Details necessary as to what that would entail.
We can't, however, have Unicode-aware regular expressions
I think regexps work fine with unicode in 5.8 (but probably not all, but just most). "The Unicode bug" can be easy worked around with utf8::upgrade.
We need to make sure we properly encode/decode files (this could be tough)
- First of all you need decode
@ARGV. Probably user locale can help there ( I18N::Langinfo::langinfo(I18N::Langinfo::CODESET()) ) - Then you, probably, can assume that file encoding match locale encoding (that's actually how
ackworks now -@ARGVencoding matches locale and matches file encoding) . And provide option to override this default.
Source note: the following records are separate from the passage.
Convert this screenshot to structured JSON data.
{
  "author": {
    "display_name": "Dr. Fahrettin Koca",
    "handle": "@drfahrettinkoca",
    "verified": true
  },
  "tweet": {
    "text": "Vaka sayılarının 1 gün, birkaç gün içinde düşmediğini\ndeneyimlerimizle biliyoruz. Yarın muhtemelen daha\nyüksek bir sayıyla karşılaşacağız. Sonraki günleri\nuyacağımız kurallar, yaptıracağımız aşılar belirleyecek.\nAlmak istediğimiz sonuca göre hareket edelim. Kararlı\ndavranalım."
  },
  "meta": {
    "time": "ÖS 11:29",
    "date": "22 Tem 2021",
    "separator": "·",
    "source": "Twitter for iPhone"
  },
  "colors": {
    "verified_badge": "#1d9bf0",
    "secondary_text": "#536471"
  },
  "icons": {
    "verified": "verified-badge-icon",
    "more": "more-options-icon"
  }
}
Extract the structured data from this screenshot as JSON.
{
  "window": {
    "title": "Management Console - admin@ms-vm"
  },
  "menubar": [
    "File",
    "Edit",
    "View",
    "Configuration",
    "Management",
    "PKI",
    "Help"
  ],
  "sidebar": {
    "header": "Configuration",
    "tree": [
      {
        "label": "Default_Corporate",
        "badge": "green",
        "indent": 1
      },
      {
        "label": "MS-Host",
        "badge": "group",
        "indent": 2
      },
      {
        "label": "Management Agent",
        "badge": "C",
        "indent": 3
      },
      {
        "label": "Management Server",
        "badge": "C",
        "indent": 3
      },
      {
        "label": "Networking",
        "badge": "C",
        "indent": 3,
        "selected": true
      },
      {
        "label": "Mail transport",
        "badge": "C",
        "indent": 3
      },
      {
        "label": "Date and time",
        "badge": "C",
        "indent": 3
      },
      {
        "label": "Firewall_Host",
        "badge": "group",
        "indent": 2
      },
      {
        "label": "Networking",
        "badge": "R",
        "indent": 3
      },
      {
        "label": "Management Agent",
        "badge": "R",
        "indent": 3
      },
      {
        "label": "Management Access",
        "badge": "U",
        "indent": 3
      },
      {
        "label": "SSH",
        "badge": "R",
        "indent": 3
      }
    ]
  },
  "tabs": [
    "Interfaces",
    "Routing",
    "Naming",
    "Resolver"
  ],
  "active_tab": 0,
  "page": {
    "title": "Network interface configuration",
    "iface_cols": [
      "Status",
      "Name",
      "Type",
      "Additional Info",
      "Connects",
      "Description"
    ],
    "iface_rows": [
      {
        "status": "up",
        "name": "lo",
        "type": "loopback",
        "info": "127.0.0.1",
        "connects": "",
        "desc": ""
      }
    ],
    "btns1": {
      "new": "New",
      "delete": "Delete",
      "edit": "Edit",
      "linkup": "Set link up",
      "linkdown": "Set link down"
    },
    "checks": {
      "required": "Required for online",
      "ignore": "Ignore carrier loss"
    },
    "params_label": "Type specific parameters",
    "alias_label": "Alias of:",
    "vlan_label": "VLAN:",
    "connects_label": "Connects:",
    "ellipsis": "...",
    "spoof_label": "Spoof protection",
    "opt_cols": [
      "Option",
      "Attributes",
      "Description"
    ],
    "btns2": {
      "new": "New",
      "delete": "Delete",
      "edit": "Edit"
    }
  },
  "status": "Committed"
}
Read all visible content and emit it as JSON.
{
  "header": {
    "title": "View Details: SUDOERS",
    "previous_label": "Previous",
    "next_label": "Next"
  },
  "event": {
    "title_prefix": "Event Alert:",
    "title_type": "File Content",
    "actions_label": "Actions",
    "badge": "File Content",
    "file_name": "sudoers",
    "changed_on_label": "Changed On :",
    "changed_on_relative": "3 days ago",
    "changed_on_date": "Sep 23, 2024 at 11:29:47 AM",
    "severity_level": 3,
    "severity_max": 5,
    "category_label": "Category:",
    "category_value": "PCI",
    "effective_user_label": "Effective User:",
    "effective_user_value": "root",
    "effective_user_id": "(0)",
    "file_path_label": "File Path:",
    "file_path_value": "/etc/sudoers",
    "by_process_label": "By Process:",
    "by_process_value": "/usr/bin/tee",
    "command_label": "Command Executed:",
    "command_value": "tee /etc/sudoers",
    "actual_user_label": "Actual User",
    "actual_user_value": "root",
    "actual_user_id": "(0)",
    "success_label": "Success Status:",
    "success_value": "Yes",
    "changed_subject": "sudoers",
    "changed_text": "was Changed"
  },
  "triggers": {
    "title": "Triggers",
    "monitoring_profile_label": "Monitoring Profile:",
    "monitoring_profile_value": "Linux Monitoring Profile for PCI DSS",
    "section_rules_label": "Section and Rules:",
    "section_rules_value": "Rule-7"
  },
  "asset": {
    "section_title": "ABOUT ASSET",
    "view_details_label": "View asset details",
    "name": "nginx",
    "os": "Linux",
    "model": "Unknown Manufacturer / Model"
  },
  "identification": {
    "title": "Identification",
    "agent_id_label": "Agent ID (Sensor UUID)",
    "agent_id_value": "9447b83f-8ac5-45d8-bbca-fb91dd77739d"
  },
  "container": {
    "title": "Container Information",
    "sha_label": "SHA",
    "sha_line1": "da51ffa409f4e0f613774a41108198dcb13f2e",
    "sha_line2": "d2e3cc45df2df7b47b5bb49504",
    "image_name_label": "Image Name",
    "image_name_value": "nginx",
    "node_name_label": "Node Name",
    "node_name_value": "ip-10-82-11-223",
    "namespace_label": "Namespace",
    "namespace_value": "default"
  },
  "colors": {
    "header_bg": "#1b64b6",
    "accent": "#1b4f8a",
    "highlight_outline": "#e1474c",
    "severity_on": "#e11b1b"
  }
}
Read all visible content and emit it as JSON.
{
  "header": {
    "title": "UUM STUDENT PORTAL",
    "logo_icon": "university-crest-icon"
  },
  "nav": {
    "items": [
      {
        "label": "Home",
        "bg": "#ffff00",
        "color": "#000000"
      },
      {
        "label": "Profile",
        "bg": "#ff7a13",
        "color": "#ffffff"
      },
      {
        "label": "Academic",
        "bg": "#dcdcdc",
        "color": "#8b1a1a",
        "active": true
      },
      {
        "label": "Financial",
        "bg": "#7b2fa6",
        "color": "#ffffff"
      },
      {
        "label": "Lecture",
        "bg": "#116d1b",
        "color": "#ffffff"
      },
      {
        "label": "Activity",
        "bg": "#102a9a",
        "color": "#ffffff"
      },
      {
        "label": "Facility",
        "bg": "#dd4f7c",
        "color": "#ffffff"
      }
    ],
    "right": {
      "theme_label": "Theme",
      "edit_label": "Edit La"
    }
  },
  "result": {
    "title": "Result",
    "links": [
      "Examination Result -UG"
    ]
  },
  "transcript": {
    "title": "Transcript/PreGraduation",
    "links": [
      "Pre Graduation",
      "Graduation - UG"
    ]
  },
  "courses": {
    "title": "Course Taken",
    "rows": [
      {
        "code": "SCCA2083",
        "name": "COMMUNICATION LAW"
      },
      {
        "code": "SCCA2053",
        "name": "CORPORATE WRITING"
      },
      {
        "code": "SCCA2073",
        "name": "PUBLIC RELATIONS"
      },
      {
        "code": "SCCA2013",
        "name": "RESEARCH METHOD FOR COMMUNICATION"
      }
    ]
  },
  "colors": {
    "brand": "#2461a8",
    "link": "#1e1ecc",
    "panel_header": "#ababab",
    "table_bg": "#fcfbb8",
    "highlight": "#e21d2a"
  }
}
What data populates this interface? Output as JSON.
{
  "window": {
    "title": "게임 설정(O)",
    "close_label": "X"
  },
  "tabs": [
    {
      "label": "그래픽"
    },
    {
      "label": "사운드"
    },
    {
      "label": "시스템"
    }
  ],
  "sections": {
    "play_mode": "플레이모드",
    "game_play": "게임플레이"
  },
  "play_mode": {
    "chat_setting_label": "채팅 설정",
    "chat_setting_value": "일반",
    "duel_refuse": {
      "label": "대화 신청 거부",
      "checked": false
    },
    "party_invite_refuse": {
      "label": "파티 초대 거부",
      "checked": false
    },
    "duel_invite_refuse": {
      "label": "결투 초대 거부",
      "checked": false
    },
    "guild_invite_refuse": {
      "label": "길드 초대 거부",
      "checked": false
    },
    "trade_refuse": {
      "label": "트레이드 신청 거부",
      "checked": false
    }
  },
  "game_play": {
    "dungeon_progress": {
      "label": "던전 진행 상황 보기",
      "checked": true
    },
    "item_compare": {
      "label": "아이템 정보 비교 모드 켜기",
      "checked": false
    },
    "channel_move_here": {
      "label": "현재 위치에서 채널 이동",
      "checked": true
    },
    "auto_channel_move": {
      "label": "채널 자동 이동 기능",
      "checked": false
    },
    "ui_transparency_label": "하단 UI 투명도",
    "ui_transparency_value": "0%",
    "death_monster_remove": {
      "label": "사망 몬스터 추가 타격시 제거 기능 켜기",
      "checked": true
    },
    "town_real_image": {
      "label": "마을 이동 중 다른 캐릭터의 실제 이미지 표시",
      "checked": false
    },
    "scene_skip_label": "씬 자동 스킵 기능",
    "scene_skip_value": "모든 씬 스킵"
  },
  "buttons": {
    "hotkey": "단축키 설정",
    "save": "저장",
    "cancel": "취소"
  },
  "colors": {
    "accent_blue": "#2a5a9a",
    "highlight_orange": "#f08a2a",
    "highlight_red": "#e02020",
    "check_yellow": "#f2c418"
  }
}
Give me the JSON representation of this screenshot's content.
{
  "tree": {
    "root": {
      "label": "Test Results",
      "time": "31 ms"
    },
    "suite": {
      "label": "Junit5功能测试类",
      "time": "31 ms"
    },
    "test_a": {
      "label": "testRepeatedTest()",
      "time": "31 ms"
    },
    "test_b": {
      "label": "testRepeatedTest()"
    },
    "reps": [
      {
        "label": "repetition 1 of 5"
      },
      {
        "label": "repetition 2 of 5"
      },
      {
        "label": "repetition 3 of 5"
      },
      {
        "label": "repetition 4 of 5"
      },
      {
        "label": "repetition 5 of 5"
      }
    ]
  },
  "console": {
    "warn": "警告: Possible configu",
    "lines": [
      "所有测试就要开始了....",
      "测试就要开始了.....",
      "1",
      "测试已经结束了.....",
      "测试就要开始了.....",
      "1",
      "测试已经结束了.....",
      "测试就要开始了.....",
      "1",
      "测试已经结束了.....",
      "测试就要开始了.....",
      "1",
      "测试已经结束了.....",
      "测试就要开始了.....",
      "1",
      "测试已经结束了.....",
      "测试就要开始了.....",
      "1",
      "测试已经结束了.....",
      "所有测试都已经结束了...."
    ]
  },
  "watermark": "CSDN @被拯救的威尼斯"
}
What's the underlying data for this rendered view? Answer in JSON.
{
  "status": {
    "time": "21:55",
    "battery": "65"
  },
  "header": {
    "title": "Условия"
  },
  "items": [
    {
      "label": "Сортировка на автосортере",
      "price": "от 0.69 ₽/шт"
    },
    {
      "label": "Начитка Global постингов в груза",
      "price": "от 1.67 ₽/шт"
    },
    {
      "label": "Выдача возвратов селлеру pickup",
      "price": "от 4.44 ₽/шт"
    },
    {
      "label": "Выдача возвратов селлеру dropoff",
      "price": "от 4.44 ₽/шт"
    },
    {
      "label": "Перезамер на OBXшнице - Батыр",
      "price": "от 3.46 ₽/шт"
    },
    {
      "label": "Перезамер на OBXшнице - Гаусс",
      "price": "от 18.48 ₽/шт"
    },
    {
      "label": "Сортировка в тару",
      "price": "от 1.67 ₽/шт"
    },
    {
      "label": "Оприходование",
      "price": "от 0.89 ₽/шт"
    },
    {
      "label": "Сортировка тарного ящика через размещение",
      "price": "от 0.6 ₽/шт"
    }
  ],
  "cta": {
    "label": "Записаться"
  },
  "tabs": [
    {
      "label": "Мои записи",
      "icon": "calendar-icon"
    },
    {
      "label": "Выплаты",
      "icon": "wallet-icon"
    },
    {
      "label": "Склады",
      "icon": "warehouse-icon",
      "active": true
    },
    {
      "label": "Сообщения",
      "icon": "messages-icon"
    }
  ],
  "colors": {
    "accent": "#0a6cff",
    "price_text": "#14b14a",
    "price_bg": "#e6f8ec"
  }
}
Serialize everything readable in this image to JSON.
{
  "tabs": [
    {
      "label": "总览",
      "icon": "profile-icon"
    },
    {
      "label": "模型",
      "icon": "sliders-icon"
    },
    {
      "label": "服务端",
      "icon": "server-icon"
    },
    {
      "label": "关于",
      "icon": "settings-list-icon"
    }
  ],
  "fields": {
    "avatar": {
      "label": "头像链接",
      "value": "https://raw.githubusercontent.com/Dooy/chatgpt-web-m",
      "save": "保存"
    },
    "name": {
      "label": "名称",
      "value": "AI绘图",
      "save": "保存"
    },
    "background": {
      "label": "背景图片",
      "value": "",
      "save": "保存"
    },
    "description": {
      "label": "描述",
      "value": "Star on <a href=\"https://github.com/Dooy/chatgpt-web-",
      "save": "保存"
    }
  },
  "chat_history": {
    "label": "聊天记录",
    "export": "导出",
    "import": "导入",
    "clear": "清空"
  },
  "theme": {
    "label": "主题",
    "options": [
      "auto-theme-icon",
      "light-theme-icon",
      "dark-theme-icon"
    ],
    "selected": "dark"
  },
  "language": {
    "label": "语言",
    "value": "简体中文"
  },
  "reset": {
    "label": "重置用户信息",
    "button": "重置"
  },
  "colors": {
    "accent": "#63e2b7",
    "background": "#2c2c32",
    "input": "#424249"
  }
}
Also, FYI, UTF-8 can be detected with very low false positives (if file contains more than ~5 non-ASCII chars). - Filenames encoding. It's very tricky (but possible) to create an application, which work with unicode, but ignores filename encoding. Sometime filename don't have any encoding at all (garbage bytes - it's happening, actually more often than one can expect), sometimes filename encoding does not match locale.
- AFAIK, Under Linux, most use UTF-8 locales. Under *BSD sungle-byte encoding locales are still default after initial install (and UTF-8 support is not full).
The output stream should probably be UTF-8 encoded.
or, I18N::Langinfo::langinfo(I18N::Langinfo::CODESET()) encoded. (note that I18N::Langinfo is core module)
Depressing ... on a lark, i tried running make test with unicode everywhere PERL_UNICODE=SAD inserted into t/runtest.pl to see how bad. Worse than i'd hoped, not as bad as i feared.
Result: FAIL
Failed 10/95 test programs. 30/980 subtests failed.
I count
- 18x
# 'Malformed UTF-8 character (fatal) at ....'on STDERR ** atBasic.pm:176:sub firstliney$buffer =~ s/[\r\n].*//s;** i suspect this means the test file has ISO or Codepage accents not UTF8 ? Which would be a problem with making this workaround universal ? - 9x
t/filetypes.tFailed test 'xxxxx.pod can be yyyy'getting too few choices, unclear why unicode interferes with that. But interfering with ack type inference is interfering with core functionality if it isn't a test-framework glitch. - not sure how which 3 failed subtests i haven't categorized :-)
Inserting the -CSAD equivalent workaround on the hashbang in blib/scripts/ack is not the way to force it ...
'Too late for "-CSAD" option at /home/wdr/100G/perl/github/ack2/ack2/blib/script/ack line 1.'
yup, perlrun warns that it must be on commandline not just in hashbang.